Pessi, Igor S., Pushkareva, Ekaterina, Lara, Yannick, Borderie, Fabien, Wilmotte, Annick, Elster, Josef
Microbial ecology 2019 v.77 no.1 pp. 136-147
Cyanobacteria, biological soil crusts, biotopes, chemical composition, community structure, fluorescence microscopy, genotype, glaciation, glaciers, nucleotide sequences, phylotype, potassium, ribosomal RNA, sequence analysis, sodium, Arctic region, Norway
Cyanobacteria are important colonizers of recently deglaciated proglacial soil but an in-depth investigation of cyanobacterial succession following glacier retreat has not yet been carried out. Here, we report on the successional trajectories of cyanobacterial communities in biological soil crusts (BSCs) along a 100-year deglaciation gradient in three glacier forefields in central Svalbard, High Arctic. Distance from the glacier terminus was used as a proxy for soil age (years since deglaciation), and cyanobacterial abundance and community composition were evaluated by epifluorescence microscopy and pyrosequencing of partial 16S rRNA gene sequences, respectively. Succession was characterized by a decrease in phylotype richness and a marked shift in community structure, resulting in a clear separation between early (10–20 years since deglaciation), mid (30–50 years), and late (80–100 years) communities. Changes in cyanobacterial community structure were mainly connected with soil age and associated shifts in soil chemical composition (mainly moisture, SOC, SMN, K, and Na concentrations).
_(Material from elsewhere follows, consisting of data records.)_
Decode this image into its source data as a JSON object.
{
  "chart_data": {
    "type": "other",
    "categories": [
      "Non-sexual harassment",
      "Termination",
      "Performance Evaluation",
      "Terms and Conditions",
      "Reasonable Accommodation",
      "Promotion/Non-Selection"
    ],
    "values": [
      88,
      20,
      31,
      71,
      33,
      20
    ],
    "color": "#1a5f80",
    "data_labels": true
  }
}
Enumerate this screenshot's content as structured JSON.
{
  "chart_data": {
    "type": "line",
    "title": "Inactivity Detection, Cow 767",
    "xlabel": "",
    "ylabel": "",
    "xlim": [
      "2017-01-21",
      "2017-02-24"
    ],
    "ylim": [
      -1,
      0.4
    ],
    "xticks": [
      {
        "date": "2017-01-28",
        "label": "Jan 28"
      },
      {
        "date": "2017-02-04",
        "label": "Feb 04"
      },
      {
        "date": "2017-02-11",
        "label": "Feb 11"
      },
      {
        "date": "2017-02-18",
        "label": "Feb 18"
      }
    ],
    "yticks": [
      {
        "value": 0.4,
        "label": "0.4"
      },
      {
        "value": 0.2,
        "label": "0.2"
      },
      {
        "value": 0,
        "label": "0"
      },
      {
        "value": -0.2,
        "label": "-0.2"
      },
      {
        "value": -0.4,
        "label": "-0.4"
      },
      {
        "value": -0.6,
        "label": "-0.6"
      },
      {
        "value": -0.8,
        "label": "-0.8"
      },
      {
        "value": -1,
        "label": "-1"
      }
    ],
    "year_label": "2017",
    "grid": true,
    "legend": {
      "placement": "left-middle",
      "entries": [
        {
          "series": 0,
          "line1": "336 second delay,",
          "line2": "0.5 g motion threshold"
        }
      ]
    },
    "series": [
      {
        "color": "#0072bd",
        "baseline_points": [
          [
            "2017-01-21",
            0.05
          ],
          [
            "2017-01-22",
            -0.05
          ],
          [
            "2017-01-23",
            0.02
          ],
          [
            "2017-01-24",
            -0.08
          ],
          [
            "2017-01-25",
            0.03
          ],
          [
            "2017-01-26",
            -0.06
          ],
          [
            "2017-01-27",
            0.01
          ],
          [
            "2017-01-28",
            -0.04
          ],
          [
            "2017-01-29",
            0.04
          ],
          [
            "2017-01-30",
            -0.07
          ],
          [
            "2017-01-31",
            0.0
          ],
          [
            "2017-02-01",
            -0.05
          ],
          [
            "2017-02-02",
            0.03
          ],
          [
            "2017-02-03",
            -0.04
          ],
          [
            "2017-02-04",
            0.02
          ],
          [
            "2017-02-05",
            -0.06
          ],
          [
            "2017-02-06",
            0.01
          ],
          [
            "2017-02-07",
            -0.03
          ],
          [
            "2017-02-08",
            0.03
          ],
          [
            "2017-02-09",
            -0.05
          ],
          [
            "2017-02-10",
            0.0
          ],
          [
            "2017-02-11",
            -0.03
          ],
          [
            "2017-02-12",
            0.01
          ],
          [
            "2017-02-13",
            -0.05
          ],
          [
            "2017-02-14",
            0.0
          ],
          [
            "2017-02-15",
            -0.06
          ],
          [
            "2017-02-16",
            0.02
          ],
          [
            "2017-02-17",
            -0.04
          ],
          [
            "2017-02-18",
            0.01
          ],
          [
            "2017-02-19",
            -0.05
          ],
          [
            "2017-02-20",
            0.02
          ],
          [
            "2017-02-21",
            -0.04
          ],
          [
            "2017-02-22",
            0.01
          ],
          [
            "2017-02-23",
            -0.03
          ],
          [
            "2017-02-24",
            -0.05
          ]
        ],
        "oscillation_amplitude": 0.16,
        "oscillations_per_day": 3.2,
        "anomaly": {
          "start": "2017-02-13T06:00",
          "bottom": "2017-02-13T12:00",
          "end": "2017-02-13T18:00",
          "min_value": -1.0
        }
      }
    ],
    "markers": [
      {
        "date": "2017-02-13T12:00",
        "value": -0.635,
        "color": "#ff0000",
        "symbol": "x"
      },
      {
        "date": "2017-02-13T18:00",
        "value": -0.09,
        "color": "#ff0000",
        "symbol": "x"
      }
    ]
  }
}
Phylotypes associated with early communities were related either to potentially novel lineages (< 97.5% similar to sequences currently available in GenBank) or lineages predominantly restricted to polar and alpine biotopes, suggesting that the initial colonization of proglacial soil is accomplished by cyanobacteria transported from nearby glacial environments. Late communities, on the other hand, included more widely distributed genotypes, which appear to establish only after the microenvironment has been modified by the pioneering taxa.